Now that you’ve read what just filing for a divorce encompassess, perhaps you are rethinking your decision. Are there steps to take before you make that drive to the lawyer? Yes, there are steps you can take between thinking about a divorce and actually filing papers. Just take a look at a few easy and logical steps to take before you make your final decision:

• Take time away – It’s amazing what a bit of time away can do to help clear the head. You can’t make any really vitally important decision without first having time by yourself to examine the problem and to discover or reconnect with what’s really significant in your life. In the thick of it, all you want is out, but that feeling may change. Time away from the stress of the situation might give you a new regard. Plan a simple retreat, alone. Drop the children off at grandma’s house and go somewhere calming. Take vacation time or sick time from your job if you have to; your decision is that paramount. Your church may even have retreats you can sign for. Whatever it takes, get away by yourself to defuse the situation before you make such a tough decision as filing for divorce. It’s also important to remember that time away from stress also includes times away from well-meaning friends and family who may be trying to influence your decision.
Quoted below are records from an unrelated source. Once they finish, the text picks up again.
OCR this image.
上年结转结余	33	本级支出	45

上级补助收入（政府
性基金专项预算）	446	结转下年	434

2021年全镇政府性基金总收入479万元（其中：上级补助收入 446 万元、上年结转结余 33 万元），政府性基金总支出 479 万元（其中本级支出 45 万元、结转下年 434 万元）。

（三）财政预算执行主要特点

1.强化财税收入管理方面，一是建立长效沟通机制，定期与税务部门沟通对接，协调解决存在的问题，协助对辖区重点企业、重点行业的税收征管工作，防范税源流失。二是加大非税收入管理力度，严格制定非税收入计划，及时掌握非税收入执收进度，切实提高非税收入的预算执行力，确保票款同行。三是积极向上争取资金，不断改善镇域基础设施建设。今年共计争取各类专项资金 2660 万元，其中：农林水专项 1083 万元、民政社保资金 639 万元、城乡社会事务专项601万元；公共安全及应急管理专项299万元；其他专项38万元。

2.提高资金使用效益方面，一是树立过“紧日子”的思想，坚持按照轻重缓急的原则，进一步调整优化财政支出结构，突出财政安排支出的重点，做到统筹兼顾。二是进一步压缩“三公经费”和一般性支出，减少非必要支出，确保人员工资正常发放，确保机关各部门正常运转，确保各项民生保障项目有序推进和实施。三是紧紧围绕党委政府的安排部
•Seek professional counseling – When talking about your problems with each other is getting you and your spouse nowhere, a counselor may be the answer. A professional therapist will listen to both sides and help you see where your marriage, and you, are stuck. Heated quarrels or cold disinterest aren’t necessarily the demise of a marriage. You may have more common ground than you are aware of at the moment; it just may be buried under years of unresolved anger or resentment. Solving these very human matters often takes a third party to put the issues in perspective. A professional counselor is trained to listen what is being said without the passion getting in the way. If every day strife and stress is causing a marriage to deteriorate, seeking professional counseling may save you from taking that difficult trip to the attorney’s office. If you decide to file, you’ll at least have a better understanding of your marriage, and yourself.

Have you been thinking about divorce? If so, your heart is probably ruling your head right now. Consider not just your emotions at the moment but what this decision means down the road. Second thoughts are allowed and after reading this you may have decided that your marriage is worth saving after all.  Approach the decision you make to divorce with your eyes wide open and examine every scenario before you move forward.